Johnny, I’ve been marking when you’re reading and when you’re doing a different activity, and I noticed something interesting.  Usually when you’re reading, you read for about 5 minutes before you get distracted.  But sometimes when you read, you can focus for ten or fifteen minutes at a time!  Usually that’s when you’re reading your series books, like Animorphs or The Lightening Thief.  What do you think of that?”

Johnny can make the cognitive leap.  And now he can devise some plans for how to stay engaged more in reading.

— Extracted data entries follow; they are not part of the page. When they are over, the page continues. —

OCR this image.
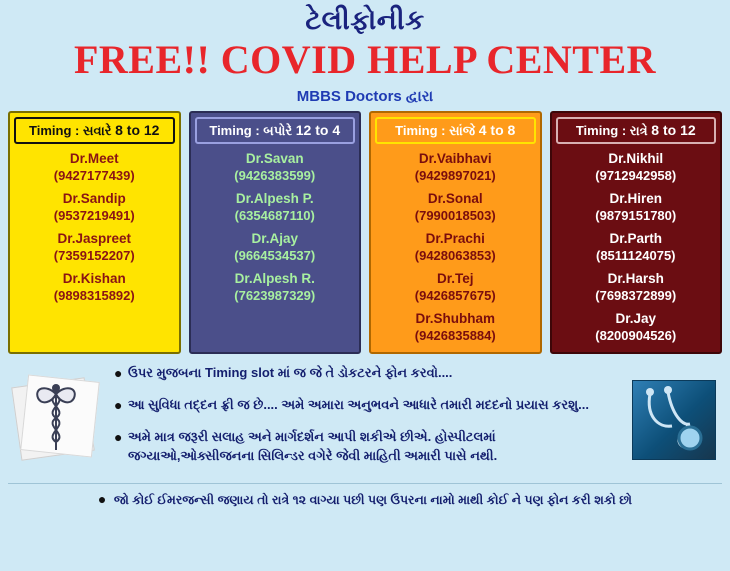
ટેલીફોનીક
FREE!! COVID HELP CENTER
MBBS Doctors દ્વારા
Timing : સવારે 8 to 12
Dr.Meet
(9427177439)
Dr.Sandip
(9537219491)
Dr.Jaspreet
(7359152207)
Dr.Kishan
(9898315892)
Timing : બપોરે 12 to 4
Dr.Savan
(9426383599)
Dr.Alpesh P.
(6354687110)
Dr.Ajay
(9664534537)
Dr.Alpesh R.
(7623987329)
Timing : સાંજે 4 to 8
Dr.Vaibhavi
(9429897021)
Dr.Sonal
(7990018503)
Dr.Prachi
(9428063853)
Dr.Tej
(9426857675)
Dr.Shubham
(9426835884)
Timing : રાત્રે 8 to 12
Dr.Nikhil
(9712942958)
Dr.Hiren
(9879151780)
Dr.Parth
(8511124075)
Dr.Harsh
(7698372899)
Dr.Jay
(8200904526)
● ઉપર મુજબના Timing slot માં જ જે તે ડોકટરને ફોન કરવો....
● આ સુવિધા તદ્દન ફ્રી જ છે.... અમે અમારા અનુભવને આધારે તમારી મદદનો પ્રયાસ કરશુ...
● અમે માત્ર જરૂરી સલાહ અને માર્ગદર્શન આપી શકીએ છીએ. હોસ્પીટલમાં જગ્યાઓ,ઓક્સીજનના સિલિન્ડર વગેરે જેવી માહિતી અમારી પાસે નથી.
● જો કોઈ ઈમરજન્સી જણાય તો રાત્રે ૧૨ વાગ્યા પછી પણ ઉપરના નામો માથી કોઈ ને પણ ફોન કરી શકો છો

Data is a powerful tool for noticing trends, and what works and what doesn’t, but it’s often held by a those in charge.  OKCupid has opened up some of their data to benefit their subscribers, and they’ve made that data specific, comprehensible, and useful.  Too often in education the data is vague (such as “below standard in math” or “5 on the API”) or not shared with the ultimate actors–the students.  If we are really specific about the issue (struggles in reading because doesn’t notice when a vocabulary word is unknown) then we can be very specific about solutions (repeated lessons with short texts working on identifying and attacking unknown words.)

Data can help us to identify problems, but it can also help us to identify solutions.  We can share data with our students, in the form of grades, percentages, or smiley-faces, but the more specific we are with our observations, the more our students can respond with a positive solution to the problem.